Bala, De Jong, Huang, Vafaie, and Wechsler (this issue) present what we believe is the first published evidence of the Baldwin effect in a practical, concrete, realistic application. Their application is recognition of visual concepts. Their algorithm is a hybrid of a genetic algorithm and a decision tree induction algorithm. They perform experiments with satellite and facial image data, and the results appear to support the hypothesis that their algorithm manifests both aspects of the Baldwin effect: synergy between evolution and local search (decision tree induction) and genetic assimilation of learned behavior. This is also evidence for our belief that the Baldwin effect has many practical applications in computational problem solving.

Turney (this issue) points out that machine learning algorithms have a bias. A bias is any factor inherent in the learning algorithm that causes it to prefer one result over another; bias is independent of the training data. This notion also extends to optimization routines: given a set of points that have been sampled from the search space, different algorithms may have very different probability distributions when selecting the next point in the search space to sample. Thus all search algorithms have a bias.
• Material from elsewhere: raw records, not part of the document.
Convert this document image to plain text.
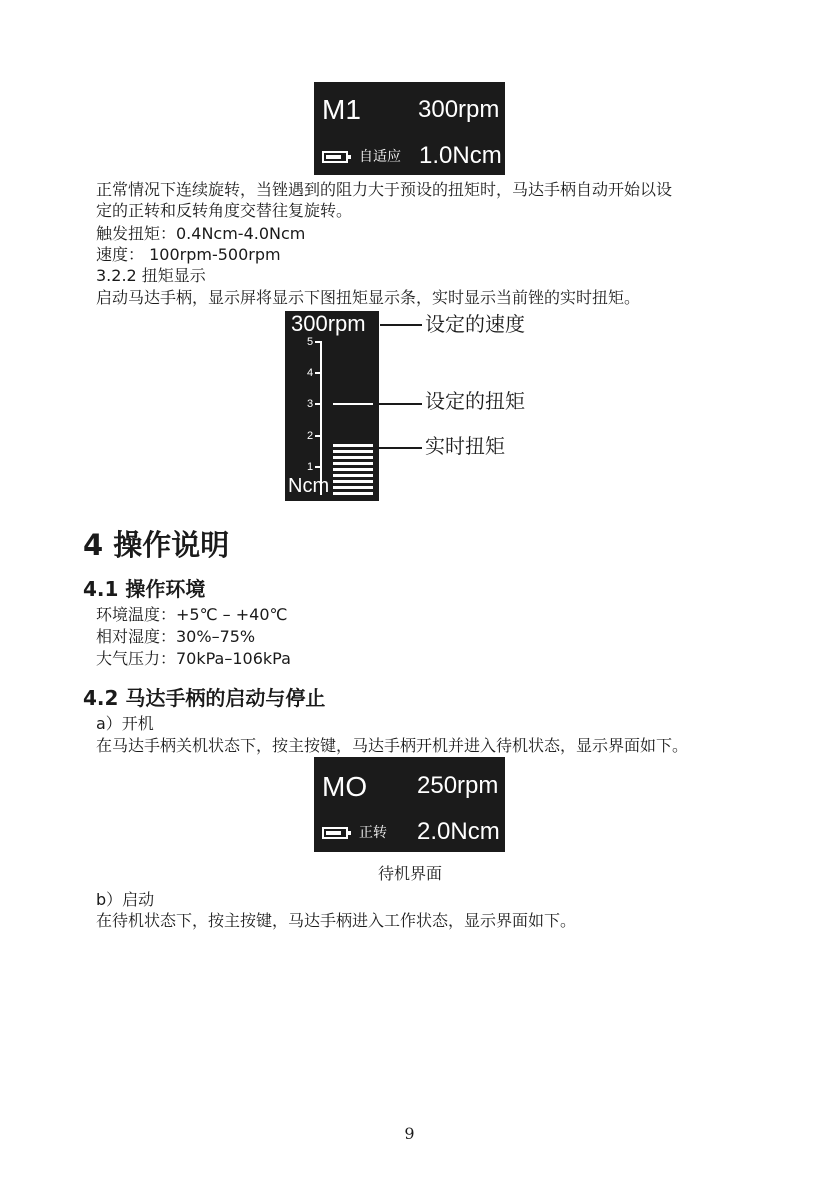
M1 300rpm
自适应 1.0Ncm
正常情况下连续旋转，当锉遇到的阻力大于预设的扭矩时，马达手柄自动开始以设
定的正转和反转角度交替往复旋转。
触发扭矩：0.4Ncm-4.0Ncm
速度： 100rpm-500rpm
3.2.2 扭矩显示
启动马达手柄，显示屏将显示下图扭矩显示条，实时显示当前锉的实时扭矩。
300rpm
1
2
3
4
5
Ncm
设定的速度
设定的扭矩
实时扭矩
4 操作说明
4.1 操作环境
环境温度：+5℃ – +40℃
相对湿度：30%–75%
大气压力：70kPa–106kPa
4.2 马达手柄的启动与停止
a）开机
在马达手柄关机状态下，按主按键，马达手柄开机并进入待机状态，显示界面如下。
MO 250rpm
正转 2.0Ncm
待机界面
b）启动
在待机状态下，按主按键，马达手柄进入工作状态，显示界面如下。
9
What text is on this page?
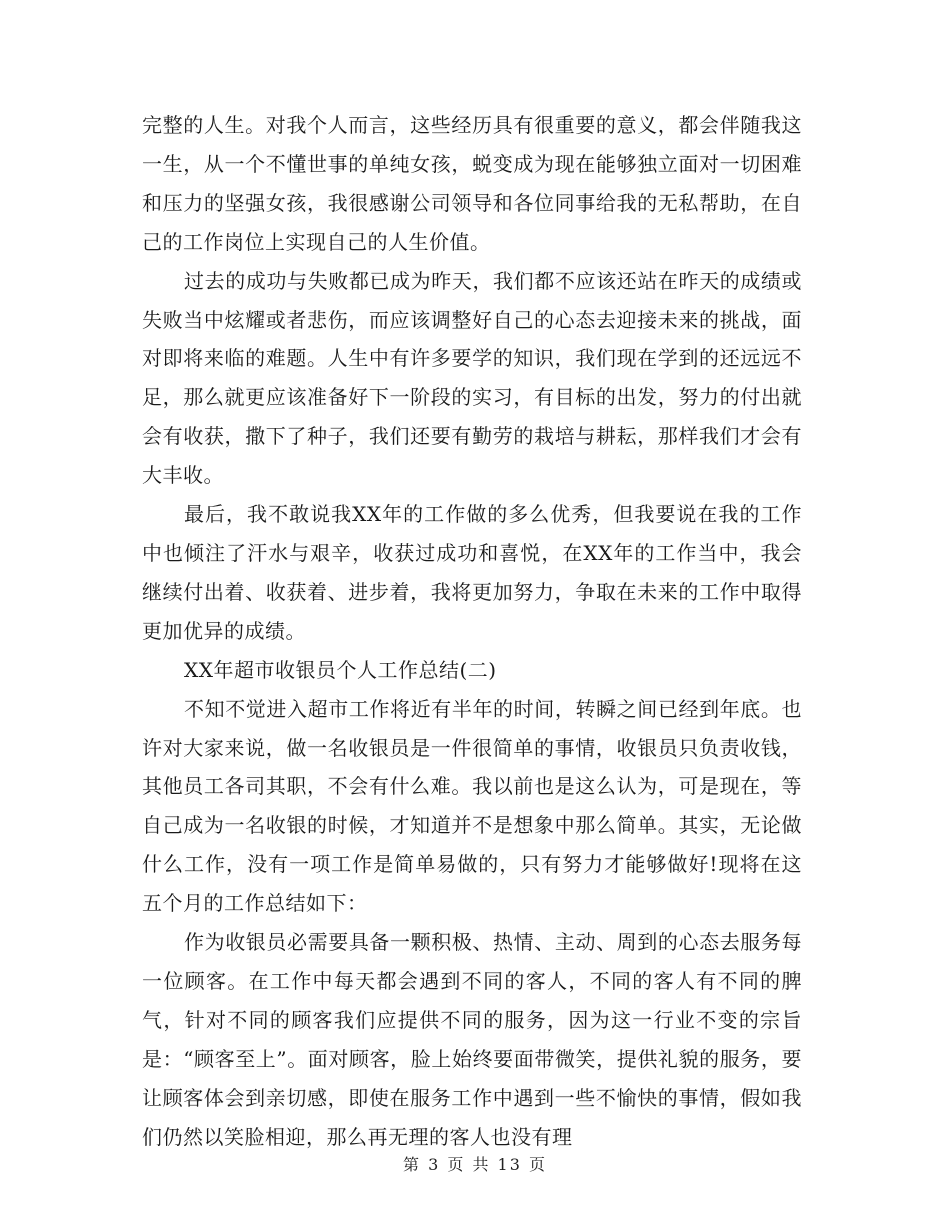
完整的人生。对我个人而言，这些经历具有很重要的意义，都会伴随我这一生，从一个不懂世事的单纯女孩，蜕变成为现在能够独立面对一切困难和压力的坚强女孩，我很感谢公司领导和各位同事给我的无私帮助，在自己的工作岗位上实现自己的人生价值。

过去的成功与失败都已成为昨天，我们都不应该还站在昨天的成绩或失败当中炫耀或者悲伤，而应该调整好自己的心态去迎接未来的挑战，面对即将来临的难题。人生中有许多要学的知识，我们现在学到的还远远不足，那么就更应该准备好下一阶段的实习，有目标的出发，努力的付出就会有收获，撒下了种子，我们还要有勤劳的栽培与耕耘，那样我们才会有大丰收。

最后，我不敢说我XX年的工作做的多么优秀，但我要说在我的工作中也倾注了汗水与艰辛，收获过成功和喜悦，在XX年的工作当中，我会继续付出着、收获着、进步着，我将更加努力，争取在未来的工作中取得更加优异的成绩。

XX年超市收银员个人工作总结(二)

不知不觉进入超市工作将近有半年的时间，转瞬之间已经到年底。也许对大家来说，做一名收银员是一件很简单的事情，收银员只负责收钱，其他员工各司其职，不会有什么难。我以前也是这么认为，可是现在，等自己成为一名收银的时候，才知道并不是想象中那么简单。其实，无论做什么工作，没有一项工作是简单易做的，只有努力才能够做好!现将在这五个月的工作总结如下：

作为收银员必需要具备一颗积极、热情、主动、周到的心态去服务每一位顾客。在工作中每天都会遇到不同的客人，不同的客人有不同的脾气，针对不同的顾客我们应提供不同的服务，因为这一行业不变的宗旨是：“顾客至上”。面对顾客，脸上始终要面带微笑，提供礼貌的服务，要让顾客体会到亲切感，即使在服务工作中遇到一些不愉快的事情，假如我们仍然以笑脸相迎，那么再无理的客人也没有理

第 3 页 共 13 页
Turney associates a "strong bias" with "instinct" and a "weak bias" with learning. The Baldwin effect then involves a shift from a weak bias to a strong bias that occurs over time. In Turney's experiments, a bias factor is included as part of the genetic encoding. The bias factor determines to what degree an individual depends on learning versus genetically determined behavior. The experiments show that a weak bias is preferred during early stages of learning and evolution, but as the genetic code for instinctual behavior becomes more reliable, the bias becomes stronger. This is not only consistent with other studies of the Baldwin effect, it also results in effective methods for dynamically adjusting the bias of algorithms for machine learning.

As Harvey (this issue) remarks, the Baldwin effect "can be subtle and often counter-intuitive". The Baldwin effect is a rich and fertile area for research in evolutionary computation, as can be seen from the papers in this issue. We would like to thank the authors and the referees for their concerted efforts to make this an outstanding special issue.

Acknowledgments

Russell W. Anderson was supported by NSF grant number IBN-9511365 (awarded to Edward L. Keller). Darrell Whitley was supported by NSF grants IRI-9312748 and IRI-9503366.